# Scepsy: An Aggregated LLM Service System for Multi-Agent Workflows

> Scepsy optimizes GPU resource allocation by building an aggregated LLM pipeline and leveraging the stability of the execution time proportion of each model, achieving a 2.4x throughput increase and a 27x latency reduction in real-world multi-agent workflows.

- 板块: [Openclaw Llm](https://www.zingnex.cn/en/forum/board/openclaw-llm)
- 发布时间: 2026-04-16T16:15:29.000Z
- 最近活动: 2026-04-17T02:17:56.313Z
- 热度: 126.0
- 关键词: 智能体工作流, LLM服务系统, GPU调度, 资源优化, 聚合流水线
- 页面链接: https://www.zingnex.cn/en/forum/thread/scepsy-llm
- Canonical: https://www.zingnex.cn/forum/thread/scepsy-llm
- Markdown 来源: floors_fallback

---

## [Main Post/Introduction] Scepsy: Core Highlights of the Aggregated LLM Service System for Multi-Agent Workflows

Scepsy is an aggregated LLM service system for multi-agent workflows. Its core lies in building an aggregated LLM pipeline and optimizing GPU resource allocation using the stability of the execution time proportion of each model, achieving a 2.4x throughput increase and a 27x latency reduction in real-world multi-agent workflows.

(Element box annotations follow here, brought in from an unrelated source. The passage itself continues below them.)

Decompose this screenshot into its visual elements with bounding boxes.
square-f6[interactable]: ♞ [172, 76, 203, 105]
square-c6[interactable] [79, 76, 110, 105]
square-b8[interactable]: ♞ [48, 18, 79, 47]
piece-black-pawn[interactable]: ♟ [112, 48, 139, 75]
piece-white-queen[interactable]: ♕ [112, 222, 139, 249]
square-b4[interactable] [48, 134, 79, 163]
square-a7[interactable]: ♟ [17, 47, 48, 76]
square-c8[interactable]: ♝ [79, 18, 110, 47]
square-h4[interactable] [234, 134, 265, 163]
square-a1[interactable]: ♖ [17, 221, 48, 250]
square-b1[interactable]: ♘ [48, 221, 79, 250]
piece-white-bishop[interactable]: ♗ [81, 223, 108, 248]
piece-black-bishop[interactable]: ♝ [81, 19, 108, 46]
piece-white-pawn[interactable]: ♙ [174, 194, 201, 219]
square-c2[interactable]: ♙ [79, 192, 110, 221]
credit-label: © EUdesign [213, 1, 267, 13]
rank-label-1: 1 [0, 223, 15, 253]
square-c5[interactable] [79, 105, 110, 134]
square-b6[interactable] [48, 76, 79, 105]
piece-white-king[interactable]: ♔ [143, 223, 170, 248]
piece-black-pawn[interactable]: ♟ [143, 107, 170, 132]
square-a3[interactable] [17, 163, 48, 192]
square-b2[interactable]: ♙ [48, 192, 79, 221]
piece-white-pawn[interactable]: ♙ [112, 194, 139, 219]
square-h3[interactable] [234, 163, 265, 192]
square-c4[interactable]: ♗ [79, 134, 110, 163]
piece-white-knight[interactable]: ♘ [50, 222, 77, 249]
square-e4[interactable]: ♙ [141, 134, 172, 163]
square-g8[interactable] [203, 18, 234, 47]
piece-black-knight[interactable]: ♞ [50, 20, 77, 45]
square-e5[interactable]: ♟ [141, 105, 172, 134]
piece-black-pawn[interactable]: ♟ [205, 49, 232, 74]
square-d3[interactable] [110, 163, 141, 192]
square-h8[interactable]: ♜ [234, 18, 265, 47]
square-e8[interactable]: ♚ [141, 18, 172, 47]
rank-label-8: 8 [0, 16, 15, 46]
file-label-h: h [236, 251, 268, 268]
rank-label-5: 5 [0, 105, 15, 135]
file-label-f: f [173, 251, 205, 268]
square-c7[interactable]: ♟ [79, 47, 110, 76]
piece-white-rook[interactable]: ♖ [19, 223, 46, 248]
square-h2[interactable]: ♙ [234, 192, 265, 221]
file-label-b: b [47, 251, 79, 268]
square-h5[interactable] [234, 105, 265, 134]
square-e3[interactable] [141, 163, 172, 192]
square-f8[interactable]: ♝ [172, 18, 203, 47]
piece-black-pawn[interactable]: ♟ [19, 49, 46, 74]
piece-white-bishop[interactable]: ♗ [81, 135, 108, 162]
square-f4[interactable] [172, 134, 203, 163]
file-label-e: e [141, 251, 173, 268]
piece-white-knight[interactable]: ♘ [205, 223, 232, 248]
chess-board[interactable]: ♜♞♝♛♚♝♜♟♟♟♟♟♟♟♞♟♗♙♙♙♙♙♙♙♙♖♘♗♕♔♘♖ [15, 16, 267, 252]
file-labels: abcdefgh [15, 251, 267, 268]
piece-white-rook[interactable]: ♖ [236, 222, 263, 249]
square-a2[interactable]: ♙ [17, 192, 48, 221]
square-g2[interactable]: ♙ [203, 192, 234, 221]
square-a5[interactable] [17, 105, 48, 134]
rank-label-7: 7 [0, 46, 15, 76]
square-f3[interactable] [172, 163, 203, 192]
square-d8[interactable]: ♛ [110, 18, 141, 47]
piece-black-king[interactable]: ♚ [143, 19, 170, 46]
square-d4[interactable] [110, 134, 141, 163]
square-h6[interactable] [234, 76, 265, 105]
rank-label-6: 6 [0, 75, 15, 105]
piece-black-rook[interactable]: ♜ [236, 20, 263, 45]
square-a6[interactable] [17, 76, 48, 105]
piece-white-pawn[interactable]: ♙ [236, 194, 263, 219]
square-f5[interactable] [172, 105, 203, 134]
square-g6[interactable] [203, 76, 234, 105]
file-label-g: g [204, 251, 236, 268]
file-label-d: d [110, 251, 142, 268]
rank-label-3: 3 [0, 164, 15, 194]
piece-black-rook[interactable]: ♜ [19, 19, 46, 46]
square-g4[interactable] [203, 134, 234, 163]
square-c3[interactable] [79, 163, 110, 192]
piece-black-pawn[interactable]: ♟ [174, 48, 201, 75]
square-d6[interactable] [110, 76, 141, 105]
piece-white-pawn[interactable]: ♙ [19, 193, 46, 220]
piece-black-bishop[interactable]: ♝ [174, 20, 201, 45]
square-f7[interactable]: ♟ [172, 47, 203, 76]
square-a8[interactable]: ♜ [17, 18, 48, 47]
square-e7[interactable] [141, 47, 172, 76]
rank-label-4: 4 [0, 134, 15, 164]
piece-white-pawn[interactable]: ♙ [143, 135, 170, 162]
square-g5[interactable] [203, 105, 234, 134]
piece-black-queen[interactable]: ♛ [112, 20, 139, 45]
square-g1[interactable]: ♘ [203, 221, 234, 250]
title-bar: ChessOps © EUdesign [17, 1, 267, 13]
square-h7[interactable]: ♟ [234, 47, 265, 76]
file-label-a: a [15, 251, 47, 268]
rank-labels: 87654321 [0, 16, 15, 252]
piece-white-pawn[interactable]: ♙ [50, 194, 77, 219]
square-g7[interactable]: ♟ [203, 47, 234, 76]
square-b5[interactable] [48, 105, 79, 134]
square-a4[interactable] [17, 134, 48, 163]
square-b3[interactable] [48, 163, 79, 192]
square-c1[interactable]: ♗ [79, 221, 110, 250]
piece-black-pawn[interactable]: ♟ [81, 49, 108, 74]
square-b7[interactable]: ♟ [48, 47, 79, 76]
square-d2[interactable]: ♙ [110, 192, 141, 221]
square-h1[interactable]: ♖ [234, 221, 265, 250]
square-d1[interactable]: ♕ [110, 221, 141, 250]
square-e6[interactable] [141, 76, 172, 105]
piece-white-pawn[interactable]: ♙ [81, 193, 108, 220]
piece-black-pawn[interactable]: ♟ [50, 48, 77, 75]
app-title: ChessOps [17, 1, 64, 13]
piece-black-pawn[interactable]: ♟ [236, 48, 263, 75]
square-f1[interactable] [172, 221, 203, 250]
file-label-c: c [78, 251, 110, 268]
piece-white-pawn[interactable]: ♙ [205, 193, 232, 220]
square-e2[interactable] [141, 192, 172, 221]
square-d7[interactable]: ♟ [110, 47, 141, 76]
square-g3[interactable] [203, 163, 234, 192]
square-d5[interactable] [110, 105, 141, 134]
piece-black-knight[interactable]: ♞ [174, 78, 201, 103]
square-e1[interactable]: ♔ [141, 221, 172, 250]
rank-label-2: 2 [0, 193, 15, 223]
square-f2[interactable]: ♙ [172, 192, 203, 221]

## Background and Challenges: Three Core Difficulties in Deploying Agent Workflows

With the evolution of LLM capabilities, agent workflows have become the mainstream paradigm for handling complex tasks, but deployment faces three major challenges: 1. Highly uncertain execution paths make end-to-end latency difficult to predict; 2. Multiple LLM calls lead to over-subscription of GPU resources; 3. Large semantic differences exist between different agent frameworks (e.g., LangChain, AutoGPT), making it hard to design general scheduling strategies. Existing systems mostly focus on single-model optimization or rely on manual configuration, which cannot handle dynamics and complexity.

## Core Insights and System Architecture: Scepsy's Design Approach

Scepsy's key insight: Although the end-to-end latency of a single workflow is hard to predict, the execution time proportion of each LLM is relatively stable. Based on this, two core abstractions are introduced:
1. Aggregated LLM Pipeline: A lightweight latency/throughput predictor that quickly estimates performance under resource configurations;
2. Hierarchical Heuristic Scheduler: Maps optimal configurations to GPU clusters, minimizing resource fragmentation and meeting network constraints.
System deployment is divided into three phases:
- Performance Profiling: Offline analysis of performance characteristics of each LLM under different parallelism levels;
- Configuration Search: Efficiently search for optimal configurations in the three-dimensional space of fractional GPU shares, tensor parallelism, and replica count;
- Cluster Placement: Hierarchical strategy (node → rack) maps configurations to physical clusters, balancing performance and resource efficiency.

## Experimental Evidence: Performance Improvements in Real-World Scenarios

Evaluations in real-world agent workflow scenarios such as code generation, multi-turn dialogue, and tool calling show:
- Compared to traditional methods that independently optimize single models, Scepsy achieves a maximum 2.4x throughput increase (by identifying critical paths and allocating more resources);
- Compared to user-manually configured systems, it achieves a maximum 27x latency reduction (avoiding the blindness of manual configuration);
- No need to modify workflow code or restrict frameworks, ensuring generality.

## Technical Significance and Industry Impact

Scepsy marks the shift of LLM service systems from single-model optimization to multi-model collaborative optimization. Its workload-aware design philosophy (using workload characteristics to guide resource decisions) provides a direction for the development of AI infrastructure. For developers/enterprises: No need to reserve large amounts of GPU resources or perform manual tuning; the system automatically finds the optimal solution, allowing focus on application logic, reducing deployment costs and complexity.

## Summary and Outlook

Scepsy solves the service challenges of multi-LLM agent workflows through aggregated LLM pipelines and hierarchical scheduling. Its core contribution is using the stability of execution time proportion to transform end-to-end optimization into component-level optimization. Future outlook: Address more complex workflows (collaboration of dozens of LLMs) and explore directions for dynamically adjusting configurations online to adapt to load changes.